Predictions bug - Githubissues

imoscovitz / wittgenstein

Ruleset covering algorithms for transparent machine learning

MIT License

90 stars 24 forks source link

Predictions bug #22

Open Schichael opened 2 years ago

Schichael commented 2 years ago

Hello @imoscovitz, I am running into problems when making predictions as I am getting wrong predictions. See the following simple example. All predictions should be True according to the rule but only the first prediction is correct. This seems like a bug. Or am I doing something wrong? I am using version 0.3.2.

Schichael commented 2 years ago

I looked into the code and it seems like the problem is caused by dropping duplicate rows in base.py, line 128: covered = covered.drop_duplicaes(). This way only the first row remains. The removed samples are the predicted as False. By removing the line I got the expected results.

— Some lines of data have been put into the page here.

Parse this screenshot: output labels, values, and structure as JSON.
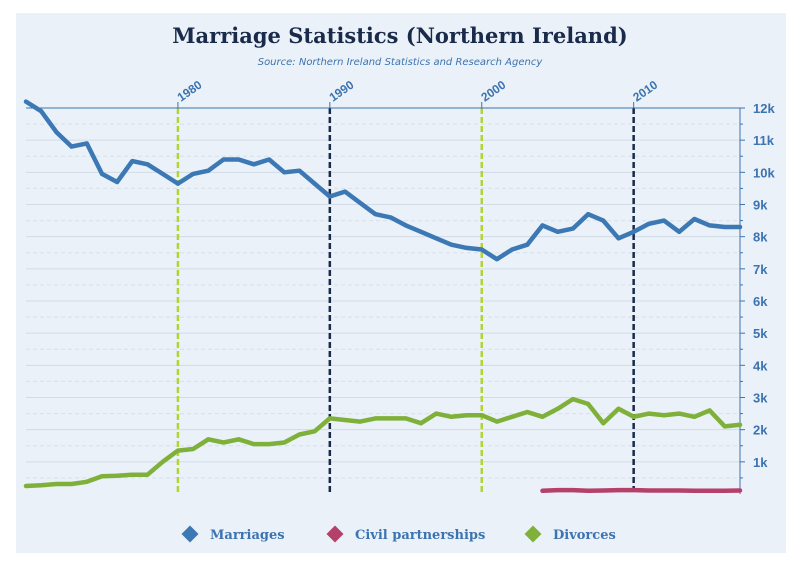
{
  "chart_data": {
    "type": "line",
    "title": "Marriage Statistics (Northern Ireland)",
    "subtitle": "Source: Northern Ireland Statistics and Research Agency",
    "xlim": [
      1970,
      2017
    ],
    "ylim": [
      0,
      12000
    ],
    "y_ticks": [
      "1k",
      "2k",
      "3k",
      "4k",
      "5k",
      "6k",
      "7k",
      "8k",
      "9k",
      "10k",
      "11k",
      "12k"
    ],
    "y_tick_values": [
      1000,
      2000,
      3000,
      4000,
      5000,
      6000,
      7000,
      8000,
      9000,
      10000,
      11000,
      12000
    ],
    "y_axis_position": "right",
    "x_ticks": [
      {
        "label": "1980",
        "value": 1980,
        "line_color": "#b5d334"
      },
      {
        "label": "1990",
        "value": 1990,
        "line_color": "#1a2a4a"
      },
      {
        "label": "2000",
        "value": 2000,
        "line_color": "#b5d334"
      },
      {
        "label": "2010",
        "value": 2010,
        "line_color": "#1a2a4a"
      }
    ],
    "grid": true,
    "legend_position": "bottom",
    "series": [
      {
        "name": "Marriages",
        "color": "#3c78b4",
        "x": [
          1970,
          1971,
          1972,
          1973,
          1974,
          1975,
          1976,
          1977,
          1978,
          1979,
          1980,
          1981,
          1982,
          1983,
          1984,
          1985,
          1986,
          1987,
          1988,
          1989,
          1990,
          1991,
          1992,
          1993,
          1994,
          1995,
          1996,
          1997,
          1998,
          1999,
          2000,
          2001,
          2002,
          2003,
          2004,
          2005,
          2006,
          2007,
          2008,
          2009,
          2010,
          2011,
          2012,
          2013,
          2014,
          2015,
          2016,
          2017
        ],
        "values": [
          12200,
          11900,
          11250,
          10800,
          10900,
          9950,
          9700,
          10350,
          10250,
          9950,
          9650,
          9950,
          10050,
          10400,
          10400,
          10250,
          10400,
          10000,
          10050,
          9650,
          9250,
          9400,
          9050,
          8700,
          8600,
          8350,
          8150,
          7950,
          7750,
          7650,
          7600,
          7300,
          7600,
          7750,
          8350,
          8150,
          8250,
          8700,
          8500,
          7950,
          8150,
          8400,
          8500,
          8150,
          8550,
          8350,
          8300,
          8300
        ]
      },
      {
        "name": "Civil partnerships",
        "color": "#b5406a",
        "x": [
          2004,
          2005,
          2006,
          2007,
          2008,
          2009,
          2010,
          2011,
          2012,
          2013,
          2014,
          2015,
          2016,
          2017
        ],
        "values": [
          100,
          120,
          120,
          100,
          110,
          120,
          120,
          110,
          110,
          110,
          100,
          100,
          100,
          110
        ]
      },
      {
        "name": "Divorces",
        "color": "#7fb13a",
        "x": [
          1970,
          1971,
          1972,
          1973,
          1974,
          1975,
          1976,
          1977,
          1978,
          1979,
          1980,
          1981,
          1982,
          1983,
          1984,
          1985,
          1986,
          1987,
          1988,
          1989,
          1990,
          1991,
          1992,
          1993,
          1994,
          1995,
          1996,
          1997,
          1998,
          1999,
          2000,
          2001,
          2002,
          2003,
          2004,
          2005,
          2006,
          2007,
          2008,
          2009,
          2010,
          2011,
          2012,
          2013,
          2014,
          2015,
          2016,
          2017
        ],
        "values": [
          250,
          270,
          310,
          310,
          380,
          550,
          570,
          600,
          600,
          1000,
          1350,
          1400,
          1700,
          1600,
          1700,
          1550,
          1550,
          1600,
          1850,
          1950,
          2350,
          2300,
          2250,
          2350,
          2350,
          2350,
          2200,
          2500,
          2400,
          2450,
          2450,
          2250,
          2400,
          2550,
          2400,
          2650,
          2950,
          2800,
          2200,
          2650,
          2400,
          2500,
          2450,
          2500,
          2400,
          2600,
          2100,
          2150
        ]
      }
    ]
  }
}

Schichael commented 2 years ago

Replacing the original code with the following should fix the problem. I didn't test for execution time.

covered = self.rules[0].covers(df).copy()
for rule in self.rules[1:]:
    rule_df = rule.covers(df)
    # Drop rows with indices from rule_df that are already in covered
    rule_df = rule_df.drop(set.intersection(set(covered.index), set(rule_df.index)))
    covered = pd.concat([covered, rule_df])
return covered

gujingit commented 2 years ago

Replacing the original code with the following should fix the problem. I didn't test for execution time.

covered = self.rules[0].covers(df).copy()
for rule in self.rules[1:]:
    rule_df = rule.covers(df)
    # Drop rows with indices from rule_df that are already in covered
    rule_df = rule_df.drop(set.intersection(set(covered.index), set(rule_df.index)))
    covered = pd.concat([covered, rule_df])
return covered

Same issue. This method can solve the problem.